I also didn't initially buy the argument that Marcus gave and I think some modifications and care are required to make AIXI work as an embedded agent - the off-policy version is a start. Still, I think there are reasonable responses to the objections you have made:

1: It would be standard to issue a negative reward (or decrease the positive reward) if AIXI is at risk of harming its body. This is the equivalent. 
2: AIXI does not believe in heaven. If its percept stream ends this is treated as 0 reward forever (which is usually but not always taken as the worst reward possible depending on author). It's unclear if AIXI would expect the destruction of its body to lead to the end of its percept stream, but I think it would under some conditions.

It could be difficult to explain to AIXI what "its body" is.

I think the entire point of AIXI was that it kinda considers all possible universes with all possible laws of physics, and then updates based on evidence.
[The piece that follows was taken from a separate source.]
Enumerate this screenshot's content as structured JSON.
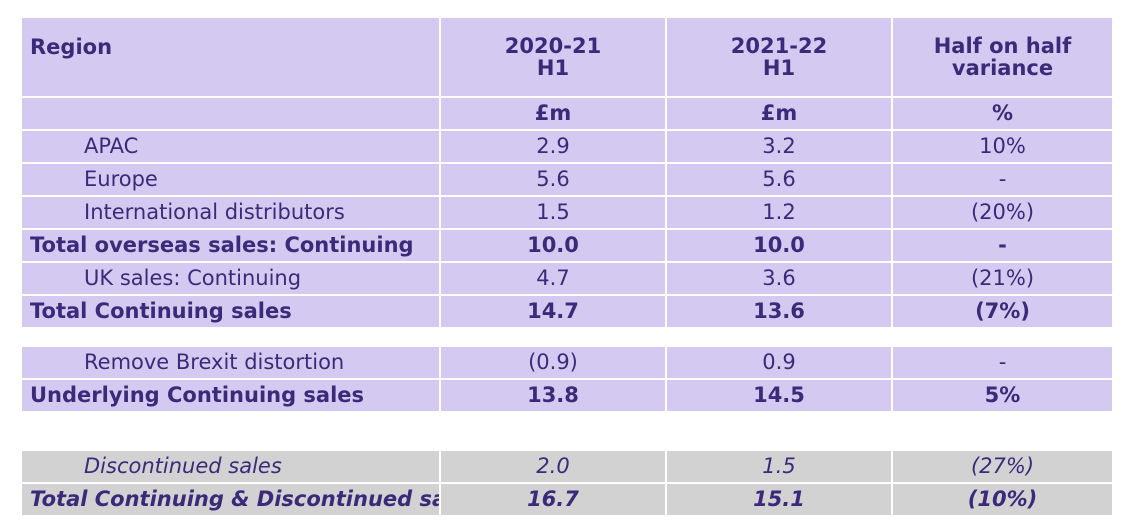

To specify "its body", you would need to explain many things about our universe, which I think defeats the purpose of having AIXI.

Any time you attempt to implement AIXI (or any approximation) in the real world you must specify the reward mechanism. If AIXI is equipped with a robotic body you could choose for the sensors to provide "pain" signals. There is no need to provide a nebulous definition of what is or is not part of AIXI's body in order to achieve this. 

Ah, that makes sense! AIXI can receive pain signals long before it knows what they "mean", and as its model of the world improves, it learns to avoid pain.